Ayer, y con esto no cambiamos de tema aunque lo parezca,
Ramón Rozas escribía en esta página sobre el miliario romano instalado en medio
del restaurante del Museo de Pontevedra. No estoy del todo de acuerdo con el
maestro Rozas. No se ha instalado un miliario en medio de un restaurante: se ha
montado un restaurante alrededor de un miliario, que es mucho más grave. Hemos
puesto la historia de Pontevedra a la altura de un pincho de calamares, bien
que sea servido sobre cama de salsa de curry. Ojo: me encantará probar
cualquier plato que se sirva ahí, pero exigiré que nunca me sienten junto al
miliario. No quiero ser yo quien accidentalmente derrame una copa sobre un miliario
romano que utilizaron nuestros ancestros para saber dónde estaban.
Tengo motivos. Quien ha decidido montar un restaurante alrededor
de un miliario, me dijo hace un par de años: “Me acusan de querer meter ahí un
miliario y eso es falso”. Escribí entonces una columna con la que se dio por
inaugurado el anaisabelismo, una corriente muy popular de la que hoy reniego
furiosamente. No soy un amante de la Historia, aunque algunas veces haya
escrito sobre ella. Creo más en el presente y hasta en el futuro. Pero hay
cuatro normas que han de respetarse y una de ellas, quizá la primera, es la que
dicta que no es correcto vomitar sobre la memoria de un pueblo.
El edificio en el que hemos instalado el restaurante está
dedicado a Martín Sarmiento, quien curiosamente, a propósito de un miliario
como éste, escribía en el S. XVIII a un
ignorante: “Ni
te diste por entendido porque no sabes cuántas y cuales consecuencias se podrán
inferir de una inscripción desenterrada”.

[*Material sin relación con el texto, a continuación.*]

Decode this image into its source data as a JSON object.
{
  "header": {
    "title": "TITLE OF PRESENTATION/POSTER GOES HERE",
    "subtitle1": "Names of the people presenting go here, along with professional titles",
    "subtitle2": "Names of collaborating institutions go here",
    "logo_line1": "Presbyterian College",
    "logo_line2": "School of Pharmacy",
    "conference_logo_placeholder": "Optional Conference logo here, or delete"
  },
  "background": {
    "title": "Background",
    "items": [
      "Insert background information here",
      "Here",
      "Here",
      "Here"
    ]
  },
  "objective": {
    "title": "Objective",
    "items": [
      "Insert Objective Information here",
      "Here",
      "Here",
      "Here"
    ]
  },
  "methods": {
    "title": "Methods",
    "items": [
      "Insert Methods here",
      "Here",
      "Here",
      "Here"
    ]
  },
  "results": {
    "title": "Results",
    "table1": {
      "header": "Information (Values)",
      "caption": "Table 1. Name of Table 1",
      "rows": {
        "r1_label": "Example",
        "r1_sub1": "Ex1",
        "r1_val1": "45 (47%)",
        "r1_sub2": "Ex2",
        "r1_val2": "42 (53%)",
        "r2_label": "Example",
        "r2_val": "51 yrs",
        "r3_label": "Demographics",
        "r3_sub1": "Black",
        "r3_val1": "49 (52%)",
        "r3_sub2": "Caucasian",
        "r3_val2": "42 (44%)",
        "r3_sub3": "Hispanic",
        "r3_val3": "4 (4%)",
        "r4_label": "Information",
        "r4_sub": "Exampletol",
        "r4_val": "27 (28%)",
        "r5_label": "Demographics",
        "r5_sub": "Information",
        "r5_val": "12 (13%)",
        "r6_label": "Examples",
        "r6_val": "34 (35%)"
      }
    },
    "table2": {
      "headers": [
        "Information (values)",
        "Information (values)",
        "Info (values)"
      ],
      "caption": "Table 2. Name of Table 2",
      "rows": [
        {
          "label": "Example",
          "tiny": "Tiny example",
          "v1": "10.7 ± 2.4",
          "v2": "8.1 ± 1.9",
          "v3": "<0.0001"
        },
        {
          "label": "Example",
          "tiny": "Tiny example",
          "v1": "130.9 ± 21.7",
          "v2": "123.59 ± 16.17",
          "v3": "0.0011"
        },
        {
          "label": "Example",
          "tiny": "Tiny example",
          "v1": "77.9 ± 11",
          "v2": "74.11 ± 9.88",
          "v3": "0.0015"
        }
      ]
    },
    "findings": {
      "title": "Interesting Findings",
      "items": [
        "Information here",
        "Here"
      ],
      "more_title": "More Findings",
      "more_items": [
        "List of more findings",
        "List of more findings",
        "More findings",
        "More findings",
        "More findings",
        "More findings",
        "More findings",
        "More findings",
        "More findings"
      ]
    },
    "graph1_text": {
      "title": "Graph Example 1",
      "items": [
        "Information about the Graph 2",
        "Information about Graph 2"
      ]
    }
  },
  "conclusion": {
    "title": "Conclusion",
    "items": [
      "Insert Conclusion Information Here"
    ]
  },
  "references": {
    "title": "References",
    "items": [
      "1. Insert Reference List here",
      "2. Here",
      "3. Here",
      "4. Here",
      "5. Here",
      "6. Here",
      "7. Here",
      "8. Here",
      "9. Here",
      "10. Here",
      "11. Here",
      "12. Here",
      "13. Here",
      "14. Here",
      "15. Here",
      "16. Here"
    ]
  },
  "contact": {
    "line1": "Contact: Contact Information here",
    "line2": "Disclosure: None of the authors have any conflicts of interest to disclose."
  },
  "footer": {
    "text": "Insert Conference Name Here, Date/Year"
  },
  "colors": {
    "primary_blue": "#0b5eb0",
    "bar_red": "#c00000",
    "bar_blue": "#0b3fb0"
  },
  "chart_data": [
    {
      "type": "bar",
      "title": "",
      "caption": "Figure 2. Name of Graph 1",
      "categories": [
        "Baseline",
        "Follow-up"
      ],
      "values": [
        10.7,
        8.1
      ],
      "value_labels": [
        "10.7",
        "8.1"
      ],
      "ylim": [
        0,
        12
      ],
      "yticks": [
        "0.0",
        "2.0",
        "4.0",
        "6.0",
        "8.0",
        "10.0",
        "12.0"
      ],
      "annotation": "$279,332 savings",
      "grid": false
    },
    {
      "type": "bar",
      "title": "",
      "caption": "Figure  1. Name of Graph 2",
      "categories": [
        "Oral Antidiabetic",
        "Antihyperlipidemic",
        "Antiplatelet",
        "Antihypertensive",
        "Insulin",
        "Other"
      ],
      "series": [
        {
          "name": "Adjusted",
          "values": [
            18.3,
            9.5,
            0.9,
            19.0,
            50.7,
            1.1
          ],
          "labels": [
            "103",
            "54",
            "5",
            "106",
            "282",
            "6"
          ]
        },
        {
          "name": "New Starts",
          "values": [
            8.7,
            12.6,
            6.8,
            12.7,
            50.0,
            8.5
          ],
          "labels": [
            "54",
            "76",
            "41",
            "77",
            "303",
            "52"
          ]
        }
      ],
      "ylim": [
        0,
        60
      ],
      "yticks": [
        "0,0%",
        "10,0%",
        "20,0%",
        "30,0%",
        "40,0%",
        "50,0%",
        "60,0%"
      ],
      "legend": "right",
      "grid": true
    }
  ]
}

Así vamos, querida amiga, de vuelta a Rafa Riaño. Él hacía
lo que sabía hacer. No engañaba a nadie. No mentía. No ofrecía más que lo que
se esperaba de él y lo hacía honestamente, con generosidad y sin algaradas. No
buscaba protagonismos tumbándose sobre el césped pidiendo una falta
inexistente. No exigía fotos, no daba patadas ni suplicaba adhesiones. Sabía
que si plantaba un miliario en medio del campo, tarde o temprano acabaría
partiéndose la cabeza contra él.
Uno puede ser el más grande en lo suyo, como lo fue Rafa
Riaño, que no sabía hacer otra cosa que correr la banda sin tener a quién
centrar. Entonces merecerá todos los elogios. Pero si alguien trata de
convertirse en una estrella y ejercer de Maradona, tiene que ser Maradona,
porque de no serlo se pierde y acaba montando un restaurante alrededor de un
miliario del año 134, cuando Jesús apenas llevaba cien años resucitado. Llovió
tanto desde entonces que si el padre Sarmiento levantara la cabeza, lloraría de
pena al saber qué han hecho con su apellido: cubrirlo de calamares. Quite usted
el miliario, amiga mía, o cámbiele el nombre al edificio. Desprecie nuestra
historia, si es su deseo, pero respete al bueno de Sarmiento, que no se metió
con nadie. Aprenda de Rafa Riaño: corra usted por la banda, querida, pero no
pretenda hacernos creer que es Maradona.